POSTED BY Sarah Green ON 3:22 pm, October 23, 2009 - POSTED IN News reel
It’s the post-postseason here in Boston, and Sox fans have been ruminating on what the team should do to produce a better outcome next year. And yet we haven’t heard too many actual, you know, ideas on how to make that happen. It’s just, um, like, try harder, I guess?
But I have two ideas, just for starters:
1. Sign Matt Holliday instead of Jason Bay. Both LFers will be expensive, so the Red Sox should pick the slightly younger one with more defensive ability. Boston can afford Holliday, and anyway, Papi and Lowell will both come off the books after 2010. Before you wave the “but he sucked in the AL!” bloody shirt at me, recall that Holliday’s “shitty” OBP with Oakland was .378 — 8 points better than Bay’s first half-season in the AL. And while his power numbers were down, Oakland is definitely on the pitcher’s park side of things. He wouldn’t have that problem in Fenway.
2. Shop Jonathan Papelbon. The Red Sox need some youth, and their best prospects are all 2-3 years out. They also need infield help. It could be the ideal time to shop Pap, who won’t stay with the Red Sox once he becomes a free agent after the 2011 season anyway. (Plus, his periphs alarm me.)
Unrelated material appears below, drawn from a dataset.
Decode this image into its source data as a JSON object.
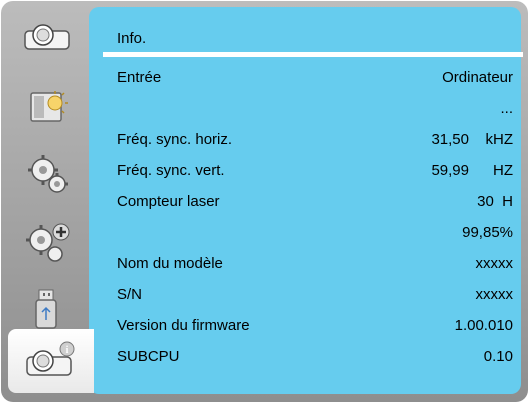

What are your thoughts, Umpbumpers? Is this crazy-talk? Are there other moves you think Boston should make?





Sarah, a few comments:
1. I have no problem with Holliday except we all know if we want him we’ll have to overpay due to a bidding war with the yanks, giants, likely the mets, and some darkhorse that inevitable emerges. And that’s not assuming the cards actually believe they can afford Holliday and the fact they’ll have to open up the wallet very shortly.
2. No love for Reddick, Tazawa, Kalish, Anderson, or Dubrount? All young, all potentially talented, and I bet all will see time in Boston next year. Sure Kelly and Westmoreland are 2-3 years away, but we have a decent pipeline until then.
3. If you look at Pap’s perifs you’ll see it’s all based around his walk rate going up. His k/9 rate stayed steady, opponent batting average stayed steady, etc. For a closer having a down year he was still one of the best in baseball. I honestly think if Paps saved that game there would be far less nay sayers. That’s not even mentioning the fact that Bard may not be ready to close. That said sure, quietly shop Paps, but unless it’s some kinda of three way deal with more prospects thrown in where we can land a great hitting shortstop like Hanley or an ace like King Felix, don’t bother.